A language model predicts the next token. Train it on text reversed and it predicts the previous one. Same mechanism, run backwards through cause and effect.
I had been reading the Reversal Curse: a model taught "A is B" does not learn "B is A". The two directions are not the same model. So I trained some on backwards datasets to hear what the other direction sounds like, then built a chat interface around them.
The interface is inverted. You answer, the model asks. Type "101 dalmations" and it replies "How many dalmations?"
Punchlines lead to setups. Effects precede causes. A story begins at "The End."
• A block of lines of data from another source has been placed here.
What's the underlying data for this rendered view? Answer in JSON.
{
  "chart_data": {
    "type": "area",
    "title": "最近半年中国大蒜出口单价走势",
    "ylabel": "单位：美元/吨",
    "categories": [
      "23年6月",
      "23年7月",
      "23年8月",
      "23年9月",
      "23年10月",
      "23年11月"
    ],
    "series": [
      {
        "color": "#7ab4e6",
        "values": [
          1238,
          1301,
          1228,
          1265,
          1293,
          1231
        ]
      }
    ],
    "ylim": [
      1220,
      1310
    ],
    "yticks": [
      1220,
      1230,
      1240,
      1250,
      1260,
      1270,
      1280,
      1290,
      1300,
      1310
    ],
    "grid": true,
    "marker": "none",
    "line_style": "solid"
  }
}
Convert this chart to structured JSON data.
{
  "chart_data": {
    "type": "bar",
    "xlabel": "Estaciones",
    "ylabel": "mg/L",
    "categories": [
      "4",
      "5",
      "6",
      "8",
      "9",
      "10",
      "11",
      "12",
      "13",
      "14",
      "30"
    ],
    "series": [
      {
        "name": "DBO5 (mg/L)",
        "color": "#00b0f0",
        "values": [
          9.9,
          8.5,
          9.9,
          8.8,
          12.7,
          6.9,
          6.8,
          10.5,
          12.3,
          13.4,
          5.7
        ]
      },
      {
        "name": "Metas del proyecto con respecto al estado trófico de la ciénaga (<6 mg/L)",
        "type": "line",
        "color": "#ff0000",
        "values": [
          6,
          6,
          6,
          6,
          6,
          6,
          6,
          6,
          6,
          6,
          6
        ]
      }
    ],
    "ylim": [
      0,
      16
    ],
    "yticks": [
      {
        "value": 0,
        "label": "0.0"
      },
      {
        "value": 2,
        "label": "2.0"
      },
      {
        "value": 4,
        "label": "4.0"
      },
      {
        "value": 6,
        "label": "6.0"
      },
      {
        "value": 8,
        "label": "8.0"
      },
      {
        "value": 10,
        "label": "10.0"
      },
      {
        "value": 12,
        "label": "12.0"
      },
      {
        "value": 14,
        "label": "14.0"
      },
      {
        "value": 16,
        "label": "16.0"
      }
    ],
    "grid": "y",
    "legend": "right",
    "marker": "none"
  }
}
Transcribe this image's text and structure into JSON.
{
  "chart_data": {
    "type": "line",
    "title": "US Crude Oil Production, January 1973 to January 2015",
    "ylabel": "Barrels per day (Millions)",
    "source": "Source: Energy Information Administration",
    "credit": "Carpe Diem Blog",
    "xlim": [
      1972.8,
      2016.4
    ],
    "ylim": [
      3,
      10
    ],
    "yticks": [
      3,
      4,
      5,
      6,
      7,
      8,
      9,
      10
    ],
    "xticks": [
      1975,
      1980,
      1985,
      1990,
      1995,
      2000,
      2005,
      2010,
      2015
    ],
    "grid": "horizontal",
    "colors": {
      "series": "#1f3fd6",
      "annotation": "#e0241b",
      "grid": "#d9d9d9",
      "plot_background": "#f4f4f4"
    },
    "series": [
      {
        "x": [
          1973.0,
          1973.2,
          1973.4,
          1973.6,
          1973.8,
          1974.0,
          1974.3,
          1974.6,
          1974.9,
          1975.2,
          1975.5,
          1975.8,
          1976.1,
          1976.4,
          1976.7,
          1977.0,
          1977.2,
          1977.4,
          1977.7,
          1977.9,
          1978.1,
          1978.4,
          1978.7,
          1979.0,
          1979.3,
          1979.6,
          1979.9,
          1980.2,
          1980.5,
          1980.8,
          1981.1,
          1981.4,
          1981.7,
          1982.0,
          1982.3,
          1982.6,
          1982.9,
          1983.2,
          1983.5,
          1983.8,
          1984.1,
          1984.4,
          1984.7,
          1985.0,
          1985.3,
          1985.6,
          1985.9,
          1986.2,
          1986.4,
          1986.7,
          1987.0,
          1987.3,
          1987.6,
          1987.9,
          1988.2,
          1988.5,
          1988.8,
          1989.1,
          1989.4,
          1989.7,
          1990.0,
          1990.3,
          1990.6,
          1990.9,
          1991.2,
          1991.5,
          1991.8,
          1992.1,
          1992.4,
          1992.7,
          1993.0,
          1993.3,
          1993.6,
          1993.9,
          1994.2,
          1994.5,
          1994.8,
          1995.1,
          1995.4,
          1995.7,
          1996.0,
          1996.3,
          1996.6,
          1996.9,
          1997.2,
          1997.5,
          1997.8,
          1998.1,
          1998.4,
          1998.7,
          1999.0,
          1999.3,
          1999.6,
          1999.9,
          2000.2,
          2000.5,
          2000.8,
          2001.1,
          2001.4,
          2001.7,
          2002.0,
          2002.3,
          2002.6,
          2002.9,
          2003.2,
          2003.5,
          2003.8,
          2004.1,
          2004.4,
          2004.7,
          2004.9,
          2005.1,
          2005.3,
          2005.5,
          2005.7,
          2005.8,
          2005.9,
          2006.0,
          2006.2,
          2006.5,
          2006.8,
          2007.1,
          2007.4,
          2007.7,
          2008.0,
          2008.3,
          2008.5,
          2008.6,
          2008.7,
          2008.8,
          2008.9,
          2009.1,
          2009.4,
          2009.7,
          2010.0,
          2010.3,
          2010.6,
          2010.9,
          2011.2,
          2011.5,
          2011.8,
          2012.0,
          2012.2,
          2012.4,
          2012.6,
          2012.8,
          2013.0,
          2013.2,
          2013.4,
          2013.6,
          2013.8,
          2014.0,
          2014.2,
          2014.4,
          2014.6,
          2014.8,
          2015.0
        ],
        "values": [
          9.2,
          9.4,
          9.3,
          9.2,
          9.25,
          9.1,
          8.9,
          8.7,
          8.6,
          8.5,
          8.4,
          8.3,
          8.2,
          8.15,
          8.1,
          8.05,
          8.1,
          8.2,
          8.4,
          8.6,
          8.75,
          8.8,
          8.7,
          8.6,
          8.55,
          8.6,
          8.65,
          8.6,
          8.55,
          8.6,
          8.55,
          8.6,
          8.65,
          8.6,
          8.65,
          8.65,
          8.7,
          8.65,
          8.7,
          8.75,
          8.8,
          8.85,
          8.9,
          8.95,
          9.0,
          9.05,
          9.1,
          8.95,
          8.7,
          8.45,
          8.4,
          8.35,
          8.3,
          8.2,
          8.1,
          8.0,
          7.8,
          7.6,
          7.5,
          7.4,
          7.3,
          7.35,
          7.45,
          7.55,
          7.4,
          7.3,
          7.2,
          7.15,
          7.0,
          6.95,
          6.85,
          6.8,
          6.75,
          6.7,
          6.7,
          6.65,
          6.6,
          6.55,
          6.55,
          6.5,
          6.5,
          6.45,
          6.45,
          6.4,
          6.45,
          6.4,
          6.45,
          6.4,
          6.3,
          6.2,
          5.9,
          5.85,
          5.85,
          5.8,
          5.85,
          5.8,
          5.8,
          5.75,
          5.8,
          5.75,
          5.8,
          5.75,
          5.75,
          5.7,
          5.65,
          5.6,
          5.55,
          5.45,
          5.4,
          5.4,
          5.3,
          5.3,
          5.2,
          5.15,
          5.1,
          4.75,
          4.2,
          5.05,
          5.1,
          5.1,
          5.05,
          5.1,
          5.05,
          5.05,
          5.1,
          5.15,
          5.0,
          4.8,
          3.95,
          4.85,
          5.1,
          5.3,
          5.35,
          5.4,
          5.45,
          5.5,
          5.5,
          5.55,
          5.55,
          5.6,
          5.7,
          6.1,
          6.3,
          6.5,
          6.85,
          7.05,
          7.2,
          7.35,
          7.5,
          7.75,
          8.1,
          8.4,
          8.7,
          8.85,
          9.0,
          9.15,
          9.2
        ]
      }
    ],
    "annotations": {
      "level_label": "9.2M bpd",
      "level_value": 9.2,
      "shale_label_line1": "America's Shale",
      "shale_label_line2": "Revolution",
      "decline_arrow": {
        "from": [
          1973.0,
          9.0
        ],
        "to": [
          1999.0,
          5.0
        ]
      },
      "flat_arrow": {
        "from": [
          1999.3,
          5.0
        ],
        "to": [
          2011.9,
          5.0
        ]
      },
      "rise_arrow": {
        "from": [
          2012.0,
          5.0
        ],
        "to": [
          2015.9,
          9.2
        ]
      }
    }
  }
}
I presented it at xCoAx 2025 in Dundee. I opened with Mary Poppins reciting supercalifragilisticexpialidocious backwards, about the only time most people have heard a sentence run in reverse and still parse it.
It is live at chat.thanks.fish to play with. BackStory runs there now, with the code and the model weights linked from the page.
What a model calculates as meaning is strange, complex, and alien. Mercedes Bunz, in Error is No Exception, describes machine learning as calculating, not understanding, the meaning of cultural symbols, an intelligence that is its own rather than a copy of ours. Intelligence can take many forms. A subtle change in how data is fed to the same GPT architecture we already use alters the expectations the model holds and the connections it makes. Reorder the tokens and you change the interface, the interaction, and what reads as fluent or intelligent at all. The fluency of a language model is acausal. It exists out of time.